The overall debate regarding regional focus and what America intends to defend versus what it intends to leave to others is reminiscent of the early debates regarding the structure of containment during the Cold War. In broad terms, some in the late 1940s, like George Kennan, argued for key strongpoints threatened by the Soviets to be defended, at the expense of territory thought to be less significant; others, such as Paul Nitze, favoured a perimeter defence along the Eurasian rimland.

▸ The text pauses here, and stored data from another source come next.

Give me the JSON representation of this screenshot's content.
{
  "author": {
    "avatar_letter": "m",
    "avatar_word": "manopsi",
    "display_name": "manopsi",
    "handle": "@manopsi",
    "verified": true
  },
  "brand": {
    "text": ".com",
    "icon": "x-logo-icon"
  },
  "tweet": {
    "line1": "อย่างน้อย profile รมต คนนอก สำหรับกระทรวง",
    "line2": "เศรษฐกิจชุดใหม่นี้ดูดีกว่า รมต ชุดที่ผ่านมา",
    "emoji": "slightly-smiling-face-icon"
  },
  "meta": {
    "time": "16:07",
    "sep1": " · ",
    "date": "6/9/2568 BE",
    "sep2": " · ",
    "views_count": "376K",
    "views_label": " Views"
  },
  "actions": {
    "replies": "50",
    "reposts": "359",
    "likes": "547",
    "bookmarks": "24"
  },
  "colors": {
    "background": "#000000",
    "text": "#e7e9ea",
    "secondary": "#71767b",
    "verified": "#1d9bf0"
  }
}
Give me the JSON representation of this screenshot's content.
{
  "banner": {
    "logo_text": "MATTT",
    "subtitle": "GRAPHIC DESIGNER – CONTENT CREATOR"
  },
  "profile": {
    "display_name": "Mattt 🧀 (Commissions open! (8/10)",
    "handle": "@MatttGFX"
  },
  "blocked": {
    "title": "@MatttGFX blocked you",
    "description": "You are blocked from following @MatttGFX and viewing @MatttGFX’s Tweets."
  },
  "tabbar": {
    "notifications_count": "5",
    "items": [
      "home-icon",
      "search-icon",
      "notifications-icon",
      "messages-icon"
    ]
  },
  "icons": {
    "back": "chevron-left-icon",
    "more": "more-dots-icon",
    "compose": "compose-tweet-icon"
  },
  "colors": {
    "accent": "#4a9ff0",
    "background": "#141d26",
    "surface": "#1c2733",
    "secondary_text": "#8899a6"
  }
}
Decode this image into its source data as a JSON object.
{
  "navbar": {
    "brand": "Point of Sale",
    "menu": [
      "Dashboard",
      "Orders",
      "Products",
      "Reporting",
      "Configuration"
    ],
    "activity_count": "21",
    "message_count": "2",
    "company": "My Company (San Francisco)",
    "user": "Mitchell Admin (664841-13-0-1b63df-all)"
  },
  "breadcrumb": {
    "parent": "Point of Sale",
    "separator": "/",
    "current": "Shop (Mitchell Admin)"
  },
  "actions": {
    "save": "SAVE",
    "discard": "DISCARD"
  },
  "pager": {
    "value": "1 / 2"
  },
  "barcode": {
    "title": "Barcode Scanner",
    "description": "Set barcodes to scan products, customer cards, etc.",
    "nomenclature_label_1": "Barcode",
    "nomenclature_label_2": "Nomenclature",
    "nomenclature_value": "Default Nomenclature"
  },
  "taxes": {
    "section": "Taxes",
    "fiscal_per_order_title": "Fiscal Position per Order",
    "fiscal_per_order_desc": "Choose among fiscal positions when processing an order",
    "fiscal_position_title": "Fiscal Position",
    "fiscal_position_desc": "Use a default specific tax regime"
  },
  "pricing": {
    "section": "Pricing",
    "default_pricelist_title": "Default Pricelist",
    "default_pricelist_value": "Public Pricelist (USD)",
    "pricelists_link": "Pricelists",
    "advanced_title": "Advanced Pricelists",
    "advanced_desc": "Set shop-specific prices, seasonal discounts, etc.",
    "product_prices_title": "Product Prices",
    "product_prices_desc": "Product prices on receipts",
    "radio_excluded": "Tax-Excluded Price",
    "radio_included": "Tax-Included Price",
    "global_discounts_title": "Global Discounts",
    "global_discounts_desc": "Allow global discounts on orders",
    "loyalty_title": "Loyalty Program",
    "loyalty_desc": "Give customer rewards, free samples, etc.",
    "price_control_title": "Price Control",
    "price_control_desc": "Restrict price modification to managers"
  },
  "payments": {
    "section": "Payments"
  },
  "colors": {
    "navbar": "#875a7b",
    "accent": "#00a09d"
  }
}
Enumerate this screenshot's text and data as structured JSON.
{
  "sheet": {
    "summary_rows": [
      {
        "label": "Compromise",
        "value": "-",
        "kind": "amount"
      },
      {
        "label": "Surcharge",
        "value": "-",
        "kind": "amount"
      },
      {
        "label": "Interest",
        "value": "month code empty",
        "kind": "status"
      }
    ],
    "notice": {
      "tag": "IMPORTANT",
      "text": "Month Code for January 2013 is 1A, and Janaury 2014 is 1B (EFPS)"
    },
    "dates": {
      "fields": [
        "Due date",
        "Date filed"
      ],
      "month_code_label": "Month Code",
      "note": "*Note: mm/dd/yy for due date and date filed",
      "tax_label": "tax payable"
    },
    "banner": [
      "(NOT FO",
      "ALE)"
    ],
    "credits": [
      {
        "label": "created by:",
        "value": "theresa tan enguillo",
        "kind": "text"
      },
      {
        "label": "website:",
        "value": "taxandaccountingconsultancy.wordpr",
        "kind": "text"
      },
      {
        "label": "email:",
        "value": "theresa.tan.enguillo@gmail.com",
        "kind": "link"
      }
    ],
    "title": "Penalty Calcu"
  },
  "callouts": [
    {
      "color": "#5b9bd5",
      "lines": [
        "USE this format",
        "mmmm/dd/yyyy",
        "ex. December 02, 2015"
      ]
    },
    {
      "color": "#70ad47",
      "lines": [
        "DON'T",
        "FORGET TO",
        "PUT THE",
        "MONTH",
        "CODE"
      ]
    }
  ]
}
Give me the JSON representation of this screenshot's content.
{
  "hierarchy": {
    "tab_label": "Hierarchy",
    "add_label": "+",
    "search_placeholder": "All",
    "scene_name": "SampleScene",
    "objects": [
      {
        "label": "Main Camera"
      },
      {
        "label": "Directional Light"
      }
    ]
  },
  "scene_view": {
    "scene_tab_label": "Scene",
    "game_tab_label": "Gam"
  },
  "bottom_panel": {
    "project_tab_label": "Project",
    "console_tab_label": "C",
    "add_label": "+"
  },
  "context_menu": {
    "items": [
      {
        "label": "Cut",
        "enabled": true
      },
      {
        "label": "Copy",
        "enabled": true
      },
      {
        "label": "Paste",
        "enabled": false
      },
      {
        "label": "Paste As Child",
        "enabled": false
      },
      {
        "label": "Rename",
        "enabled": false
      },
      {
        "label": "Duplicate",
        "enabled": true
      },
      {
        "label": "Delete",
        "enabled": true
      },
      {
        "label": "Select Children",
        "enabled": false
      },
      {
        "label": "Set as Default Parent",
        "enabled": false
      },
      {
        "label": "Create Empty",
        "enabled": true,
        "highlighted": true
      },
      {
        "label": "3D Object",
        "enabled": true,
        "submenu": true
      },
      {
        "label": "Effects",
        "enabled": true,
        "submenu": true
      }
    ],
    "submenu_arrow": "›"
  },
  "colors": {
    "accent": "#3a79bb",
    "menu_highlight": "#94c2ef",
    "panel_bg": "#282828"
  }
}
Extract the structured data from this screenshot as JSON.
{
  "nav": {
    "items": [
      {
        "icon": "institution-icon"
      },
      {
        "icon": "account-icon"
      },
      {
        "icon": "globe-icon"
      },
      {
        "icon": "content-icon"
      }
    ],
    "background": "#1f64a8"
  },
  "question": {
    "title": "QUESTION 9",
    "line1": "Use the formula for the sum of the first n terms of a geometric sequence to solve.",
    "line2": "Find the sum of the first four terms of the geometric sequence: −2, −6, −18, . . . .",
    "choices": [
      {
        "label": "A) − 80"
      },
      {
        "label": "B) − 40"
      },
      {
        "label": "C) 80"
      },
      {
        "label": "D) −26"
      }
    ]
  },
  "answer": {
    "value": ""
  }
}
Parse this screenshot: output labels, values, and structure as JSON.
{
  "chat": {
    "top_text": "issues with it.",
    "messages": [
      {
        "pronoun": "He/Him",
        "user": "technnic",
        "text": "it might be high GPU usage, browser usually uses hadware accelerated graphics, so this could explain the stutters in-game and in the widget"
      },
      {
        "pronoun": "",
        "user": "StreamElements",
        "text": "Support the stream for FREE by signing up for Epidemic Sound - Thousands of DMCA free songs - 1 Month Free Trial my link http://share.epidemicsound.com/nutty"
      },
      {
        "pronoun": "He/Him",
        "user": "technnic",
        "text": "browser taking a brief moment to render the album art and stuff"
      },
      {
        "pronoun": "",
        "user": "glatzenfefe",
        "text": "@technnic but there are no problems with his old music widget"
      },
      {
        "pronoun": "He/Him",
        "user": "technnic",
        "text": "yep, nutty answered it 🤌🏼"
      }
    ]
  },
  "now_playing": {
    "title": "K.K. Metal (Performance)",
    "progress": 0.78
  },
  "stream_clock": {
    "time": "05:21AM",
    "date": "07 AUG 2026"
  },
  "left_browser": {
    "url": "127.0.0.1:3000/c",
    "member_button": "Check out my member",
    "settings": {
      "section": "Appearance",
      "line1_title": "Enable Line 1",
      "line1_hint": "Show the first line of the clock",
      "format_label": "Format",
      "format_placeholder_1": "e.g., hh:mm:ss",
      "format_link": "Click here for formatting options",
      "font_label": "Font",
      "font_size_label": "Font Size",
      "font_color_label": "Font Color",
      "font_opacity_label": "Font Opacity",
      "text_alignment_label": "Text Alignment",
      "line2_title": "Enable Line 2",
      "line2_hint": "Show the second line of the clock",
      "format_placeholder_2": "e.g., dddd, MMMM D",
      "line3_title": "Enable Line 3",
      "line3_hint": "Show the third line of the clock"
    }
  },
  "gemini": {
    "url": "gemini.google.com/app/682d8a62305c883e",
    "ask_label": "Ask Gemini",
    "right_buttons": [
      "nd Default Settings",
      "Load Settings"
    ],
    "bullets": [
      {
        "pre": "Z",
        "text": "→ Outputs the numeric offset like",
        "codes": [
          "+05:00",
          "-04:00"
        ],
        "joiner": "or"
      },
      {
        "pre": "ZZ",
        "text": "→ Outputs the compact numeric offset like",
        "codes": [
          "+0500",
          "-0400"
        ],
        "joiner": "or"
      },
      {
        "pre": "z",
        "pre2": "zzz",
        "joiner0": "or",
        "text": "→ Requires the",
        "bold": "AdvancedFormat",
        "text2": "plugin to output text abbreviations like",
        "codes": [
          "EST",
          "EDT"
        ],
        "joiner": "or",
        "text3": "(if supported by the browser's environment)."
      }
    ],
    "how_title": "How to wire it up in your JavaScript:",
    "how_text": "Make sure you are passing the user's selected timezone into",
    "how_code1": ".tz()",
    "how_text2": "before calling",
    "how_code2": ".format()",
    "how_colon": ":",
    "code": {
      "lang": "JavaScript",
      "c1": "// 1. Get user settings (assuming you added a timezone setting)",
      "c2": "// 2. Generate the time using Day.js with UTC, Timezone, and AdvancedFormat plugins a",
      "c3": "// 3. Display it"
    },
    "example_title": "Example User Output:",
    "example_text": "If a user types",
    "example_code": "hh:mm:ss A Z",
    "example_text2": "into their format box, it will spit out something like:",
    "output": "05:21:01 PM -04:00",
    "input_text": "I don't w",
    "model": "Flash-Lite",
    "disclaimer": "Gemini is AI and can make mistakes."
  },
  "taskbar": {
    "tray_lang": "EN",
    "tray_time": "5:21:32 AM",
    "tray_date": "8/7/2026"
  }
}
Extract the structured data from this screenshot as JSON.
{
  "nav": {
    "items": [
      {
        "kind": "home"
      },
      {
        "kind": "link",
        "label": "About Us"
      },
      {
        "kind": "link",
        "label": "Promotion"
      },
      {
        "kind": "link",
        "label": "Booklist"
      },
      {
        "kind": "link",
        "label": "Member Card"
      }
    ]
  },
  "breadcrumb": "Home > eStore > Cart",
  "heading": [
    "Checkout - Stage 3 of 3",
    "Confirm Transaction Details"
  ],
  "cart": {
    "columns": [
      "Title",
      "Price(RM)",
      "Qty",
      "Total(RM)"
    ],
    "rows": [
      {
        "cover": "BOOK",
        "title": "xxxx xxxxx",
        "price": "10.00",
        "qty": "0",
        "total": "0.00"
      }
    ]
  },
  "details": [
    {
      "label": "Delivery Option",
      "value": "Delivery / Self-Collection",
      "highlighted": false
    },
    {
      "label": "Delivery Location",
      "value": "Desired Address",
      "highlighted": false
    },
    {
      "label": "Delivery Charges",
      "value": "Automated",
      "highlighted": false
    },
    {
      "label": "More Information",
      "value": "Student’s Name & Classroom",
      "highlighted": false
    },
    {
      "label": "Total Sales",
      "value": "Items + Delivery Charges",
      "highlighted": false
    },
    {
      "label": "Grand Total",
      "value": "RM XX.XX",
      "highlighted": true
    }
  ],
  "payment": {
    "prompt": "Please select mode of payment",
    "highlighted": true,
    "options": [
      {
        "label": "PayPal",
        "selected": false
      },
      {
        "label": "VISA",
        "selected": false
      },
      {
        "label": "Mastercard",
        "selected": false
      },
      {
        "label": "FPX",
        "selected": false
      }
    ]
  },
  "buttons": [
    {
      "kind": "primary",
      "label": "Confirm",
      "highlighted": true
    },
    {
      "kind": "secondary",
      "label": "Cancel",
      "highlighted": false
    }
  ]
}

The latter camp won the argument – in no small part because of the invasion of South Korea, a country which Stalin permitted to be attacked specifically because the Truman administration had asserted that it no longer fell within our direct protection, the ultimate consequence of which was to embroil America in a long, bloody, and difficult war in Korea. The perimeter strategy was enshrined in a maximalist strategic document, NSC-68, which it has long been fashionable to criticise for failing to match scarce means to ambitious global ends, and for failing to clearly prioritise objectives, at least beyond the inescapable recognition that Europe was the primary theatre of conflict with the Soviets. To these charges, one can only say that NSC-68’s authors were surely guilty. What is surprising, and perhaps counterintuitive, is that they nevertheless created a framework for action that was more flexible, hedged, and nuanced than the alternative, and in certain facial respects more sophisticated, option that was rejected.